新江東綺景(4)

有明貯木場

 自分の住むところがかつて海だったと思うと、人はどんな気持ちになるだろうか。日本人なら全員考えるに値する問いなのだが、ほとんどは自分のことではないと思う。自分は陸の上で生まれたと大抵の人は信じて疑わない。だが、ちょっと歴史を遡れば、日本列島などなかった時代に行き着く。「埋立地かどうかなど愚問に過ぎなく、いつ埋め立てられたのかが意味をもつ」と痩せ我慢したところで、天変地異を考えれば堅固な土地に越したことはない。

 ずっと揺るぎない大地というのも退屈この上ないとさらに強がることもできる。生まれてからずっと同じような風景を保つのが故郷だと思い込んでいる向きには波乱万丈の環境の面白さはわからないのかも知れない。江戸と東京の面白さは埋め立てによって湾岸が常に変化し、それが今でも続いている点である。風景が一変するような大事業を成し遂げることが何度も行われてきたのが江戸であり、東京である。こう言われると、少しは賛同したくなる。実際、東京の湾岸部のもつ特徴は正真正銘東京の命を支えてきたことにある。日本を支え、発展させてきたのは工業であり、輸出入がそれを維持してきた。東京湾とその周辺は日本の工業を支えてきた。湾岸部には火力発電所、ガス工場、鉄鋼所等々が集中し、地域全体が熱気に満ちていた。
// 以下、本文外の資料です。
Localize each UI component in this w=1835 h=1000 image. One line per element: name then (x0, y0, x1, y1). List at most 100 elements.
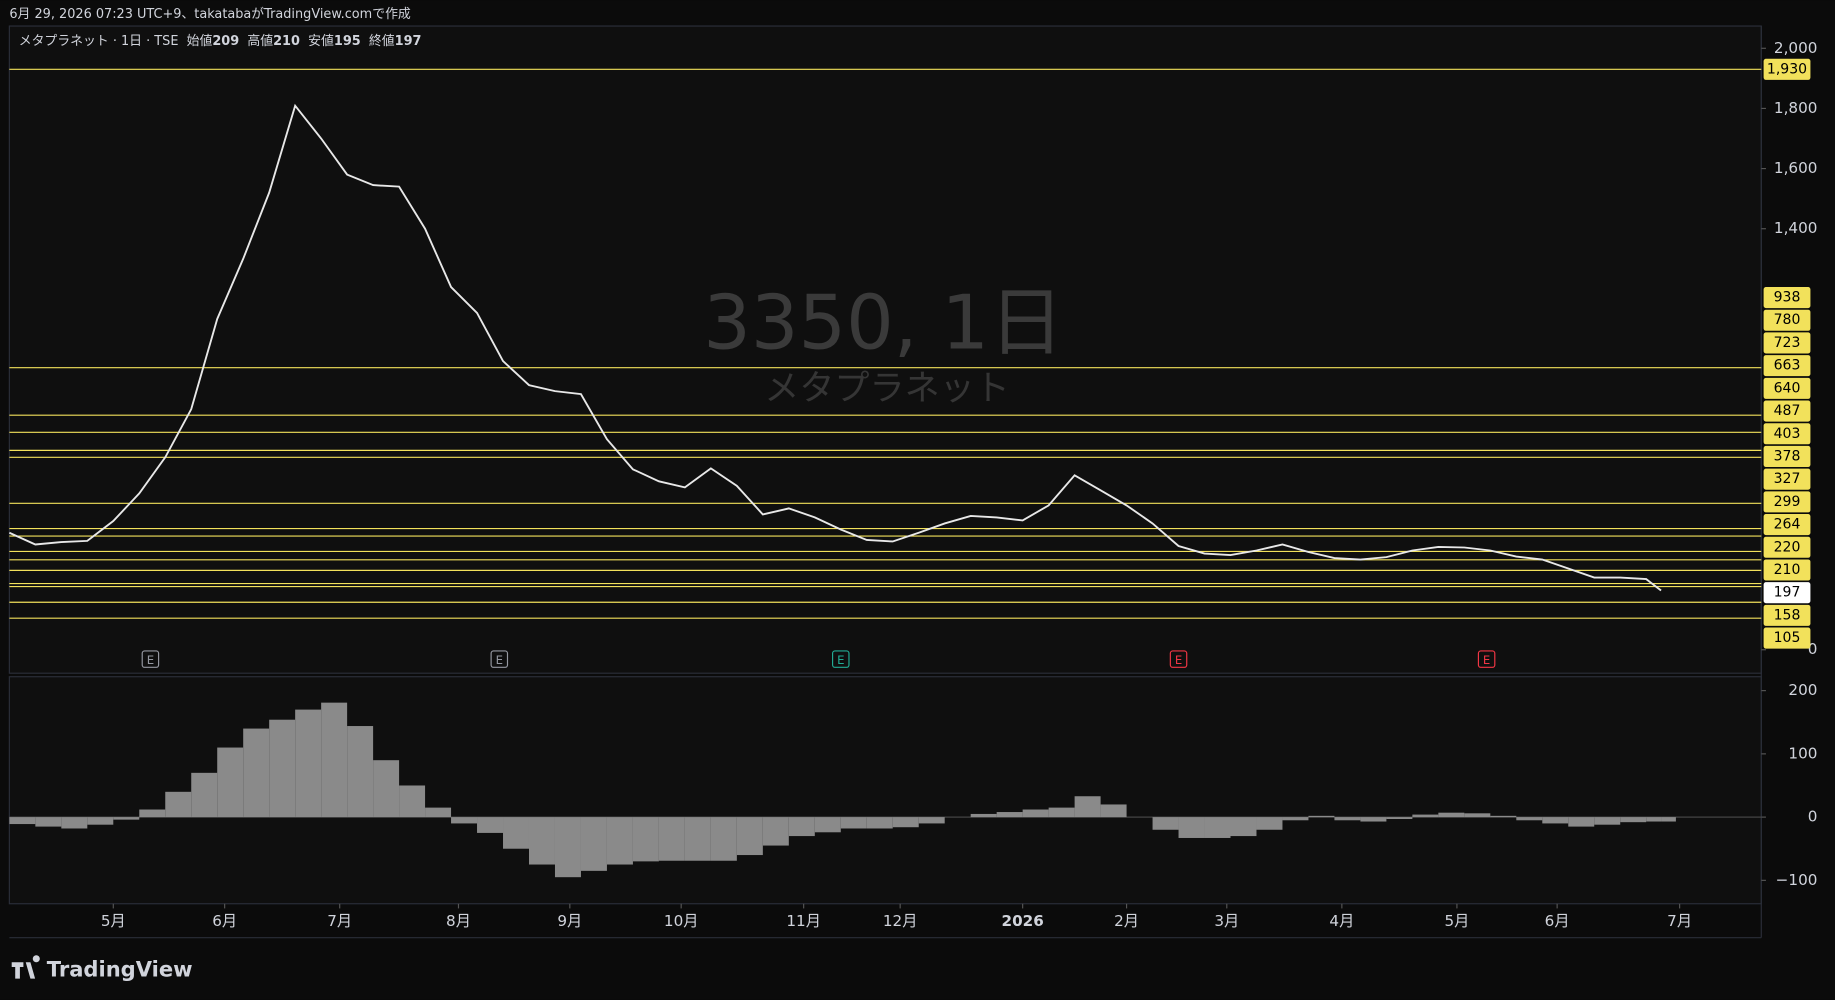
legend-value: 197 (395, 34, 422, 49)
histogram-bar (1334, 817, 1361, 821)
legend-value: 195 (334, 34, 361, 49)
level-tag (1763, 445, 1811, 467)
histogram-bar (1646, 817, 1662, 822)
histogram-bar (762, 817, 789, 846)
y-tick-label: 2,000 (1774, 39, 1818, 57)
level-label: 663 (1774, 358, 1801, 374)
level-label: 1,930 (1767, 61, 1807, 77)
histogram-bar (243, 728, 270, 818)
histogram-bar (87, 817, 114, 825)
logo: TradingView (11, 955, 193, 981)
x-tick-label: 8月 (446, 912, 471, 930)
histogram-bar (191, 772, 218, 818)
histogram-bar (451, 817, 478, 824)
watermark-symbol: 3350, 1日 (703, 278, 1064, 366)
histogram-bar (996, 812, 1023, 818)
histogram-bar (1464, 813, 1491, 818)
legend-field: 安値 (308, 33, 334, 49)
histogram-bar (373, 760, 400, 818)
y-tick-label: 0 (1808, 808, 1818, 826)
level-tag (1763, 468, 1811, 490)
x-tick-label: 4月 (1329, 912, 1354, 930)
header-caption: 6月 29, 2026 07:23 UTC+9、takatabaがTrading… (9, 7, 411, 22)
level-tag (1763, 58, 1811, 80)
histogram-bar (9, 817, 36, 825)
logo-text: TradingView (47, 956, 193, 981)
histogram-bar (1542, 817, 1569, 824)
histogram-bar (321, 702, 348, 818)
histogram-bar (606, 817, 633, 865)
histogram-bar (1230, 817, 1257, 837)
y-tick-label: −100 (1776, 871, 1818, 889)
legend-value: 210 (273, 34, 300, 49)
level-tag (1763, 491, 1811, 513)
histogram-bar (866, 817, 893, 829)
level-tag (1763, 332, 1811, 354)
level-label: 210 (1774, 562, 1801, 578)
x-tick-label: 12月 (883, 912, 918, 930)
histogram-bar (1282, 817, 1309, 821)
histogram-bar (165, 791, 192, 818)
event-label: E (837, 653, 844, 667)
event-marker (141, 650, 160, 668)
histogram-bar (269, 719, 296, 818)
histogram-bar (1022, 809, 1049, 818)
histogram-bar (632, 817, 659, 862)
histogram-bar (840, 817, 867, 829)
x-tick-label: 2026 (1001, 912, 1043, 930)
level-tag (1763, 536, 1811, 558)
histogram-bar (1438, 812, 1465, 818)
x-tick-label: 5月 (101, 912, 126, 930)
level-tag (1763, 309, 1811, 331)
legend-field: 始値 (187, 33, 213, 49)
histogram-bar (113, 817, 140, 820)
histogram-bar (1594, 817, 1621, 825)
level-tag (1763, 604, 1811, 626)
histogram-bar (710, 817, 737, 861)
y-tick-label: 100 (1788, 744, 1817, 762)
x-tick-label: 2月 (1114, 912, 1139, 930)
level-tag (1763, 514, 1811, 536)
y-tick-label: 1,800 (1774, 99, 1818, 117)
event-marker (490, 650, 509, 668)
histogram-bar (61, 817, 88, 829)
level-label: 327 (1774, 471, 1801, 487)
price-pane (8, 25, 1762, 674)
level-tag (1763, 559, 1811, 581)
level-label: 158 (1774, 607, 1801, 623)
x-tick-label: 3月 (1214, 912, 1239, 930)
legend-title: メタプラネット · 1日 · TSE (19, 34, 179, 49)
level-label: 264 (1774, 517, 1801, 533)
histogram-bar (1661, 817, 1676, 822)
y-tick-label: 0 (1808, 640, 1818, 658)
legend: メタプラネット · 1日 · TSE 始値209 高値210 安値195 終値197 (19, 33, 422, 49)
level-label: 105 (1774, 630, 1801, 646)
histogram-bar (1308, 815, 1335, 818)
histogram-bar (1048, 807, 1075, 818)
histogram-bar (918, 817, 945, 824)
histogram-bar (399, 785, 426, 818)
x-tick-label: 11月 (786, 912, 821, 930)
level-tag (1763, 287, 1811, 309)
y-tick-label: 1,600 (1774, 159, 1818, 177)
histogram-bar (892, 817, 919, 828)
level-label: 723 (1774, 335, 1801, 351)
level-tag (1763, 400, 1811, 422)
histogram-bar (503, 817, 529, 849)
histogram-bar (580, 817, 607, 871)
x-tick-label: 6月 (212, 912, 237, 930)
histogram-bar (1256, 817, 1283, 830)
histogram-bar (788, 817, 815, 837)
histogram-bar (1360, 817, 1387, 822)
y-tick-label: 200 (1788, 681, 1817, 699)
histogram-bar (295, 709, 322, 818)
legend-field: 高値 (247, 33, 273, 49)
event-label: E (1175, 653, 1182, 667)
event-marker (832, 650, 850, 668)
histogram-bar (1074, 796, 1101, 818)
y-tick-label: 1,400 (1774, 219, 1818, 237)
histogram-bar (1152, 817, 1179, 830)
histogram-bar (814, 817, 841, 833)
x-tick-label: 6月 (1545, 912, 1570, 930)
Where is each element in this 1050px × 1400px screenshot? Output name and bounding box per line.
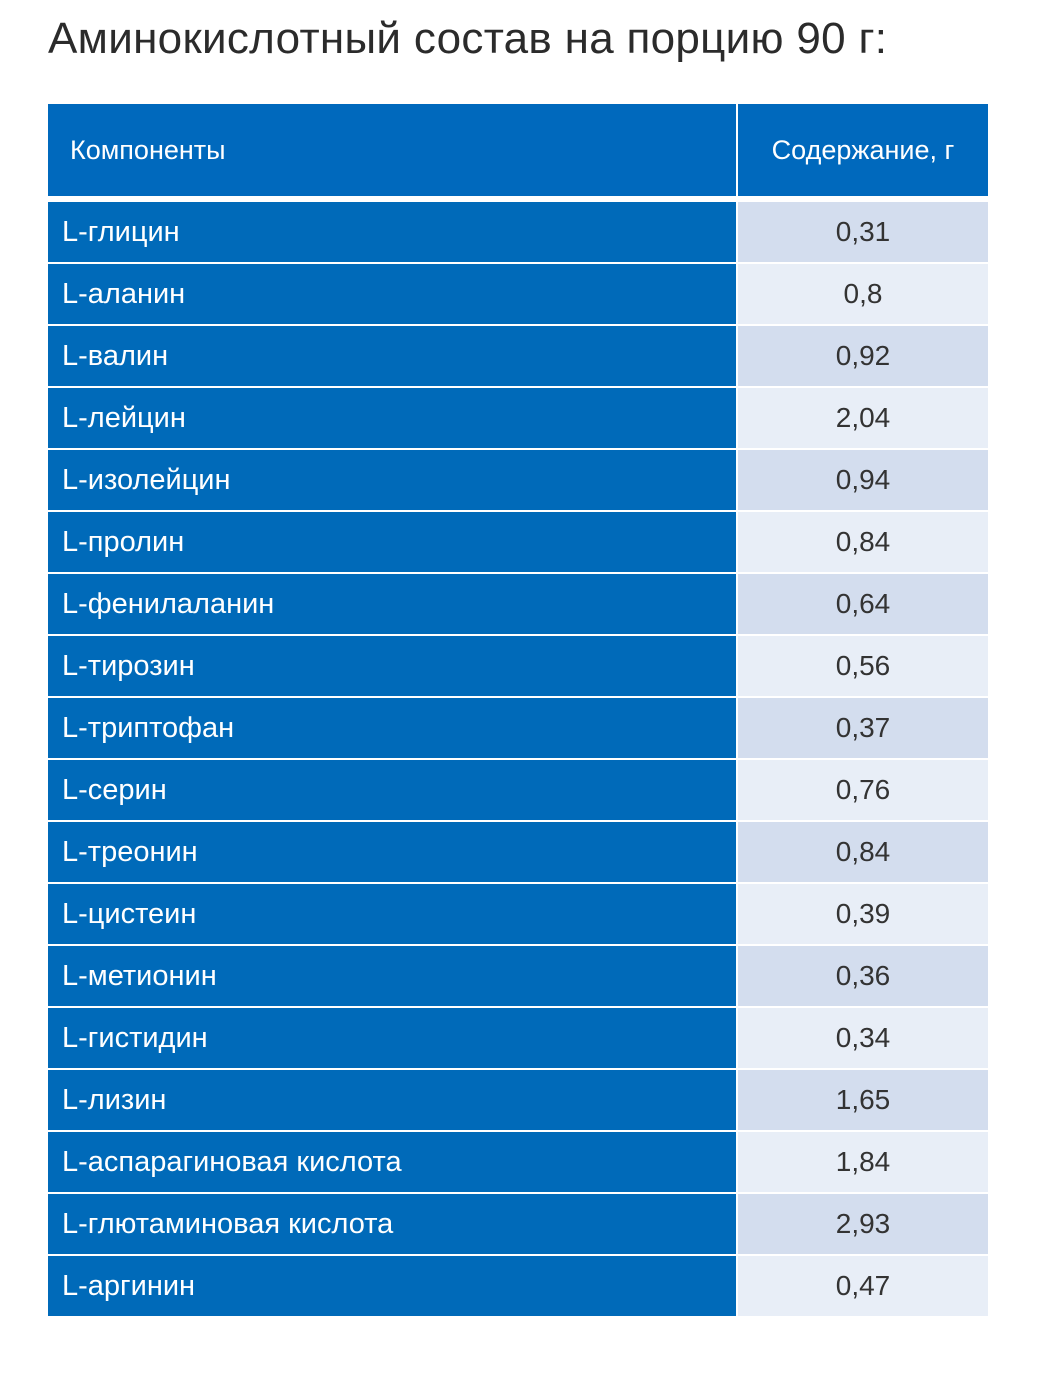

 さて、話を現在に戻そう。有明アリーナ、仮設の有明体操競技場、有明第二小中学校の建設予定地は約35haの広大な土地で、平成12年から17年にかけ埋め立てられた。いわば生まれたての土地である。ここは有明貯木場として使われていた東雲運河の一部で、臨海副都心計画の当初より埋め立てることが決まっていた。埋め立て理由は「職と住のバランスのとれた都市の建設」、「水辺空間の整備」で、バブル崩壊後の厳しい批判の声の中、平成17年度に埋め立て事業は終了。2016年の東京オリンピック招致活動では、ここに選手村を建てる計画となったが、「選手村が狭い」として落選。2020年招致活動では、より広い晴海埠頭に選手村が移り、有明北の埋立地有明アリーナ、仮設競技場等を受け持つことになった。

 元々、臨海副都心は四つにゾーニング分けされていて、首都高から北側の有明は住宅エリアとして、居住人口を三万六千人と定めていた。東京テレポート構想から始まった臨海副都心計画は、ウォーターフロント開発や住職接近思想とリンクしていて、台場・青海をオフィス街に、有明南を展示会場に、そして有明北を居住に使う予定だった。この構想はバブル崩壊、都市博開催の中止とともに台場・青海に十分なオフィス街を形成することができずに失敗。臨海副都心はオフィス街よりも都心から身近なリゾート・観光地の色合いが強くなった。JRも地下鉄も走っていない有明北の三万六千人という人口は臨海副都心に十分なオフィス街ができることが前提だった。だが、未だに有明北は未利用地が広がっている。そんな中、住友不動産開発の有明ガーデンシティの建設がようやく始まった。ここは国家戦略特区認定を受け、MICE戦略(企業・産業の展示、国際会議や学会の誘致とそのアフターフォロー)とも密接に絡んだ計画となっている。ビッグサイトよりもう少し都心手前側に展示会場をもう一つつくり、有明を「展示会の街」にしようという魂胆と言える。

 有明北の埋立てに戻ろう。有明北の十六万坪の埋め立ては、旧有明貯木場の水域約50haのうち、35haを埋め立てる計画だった。ここは江戸前ハゼの生息地として知られ、釣り船業者、「江戸前の海十六万坪を守る会」、WWFジャパン(世界自然保護基金日本委員会)などから保全の要望があがったが、平成12年着工。2020年のオリンピック・パラリンピックの施設建設も決まり、有明アリーナの工事は既に始まっている。また、現在議論されている一つに「有明親水海浜公園」造園計画がある。旧有明貯木場の埋立地の水辺を一つの公園にしようという計画で、その二か所に砂浜をつくるというプランが含まれている。

 

保全理由は次の通り。「ハゼは東京湾だけでも何十種も生息している。江戸前の代表的な魚で、ハゼ釣りは江戸時代まで遡る。江戸前のハゼが生息できたのは、広大な干潟と浅瀬の東京湾の自然があったからこそ。そんな東京湾の奥部にハゼの楽園である有明旧貯木場が残っていた。有明旧貯木場は、明治時代に築かれた石垣堤防と、埋め立て地に囲まれた閉鎖的な水域で、ハゼ、スズキ、ボラなどの魚類やゴカイやトビムシなどの底生生物が豊かに生息している場所。エドハゼに至っては、環境庁レッドリストに絶滅危惧IB類に挙げられている。」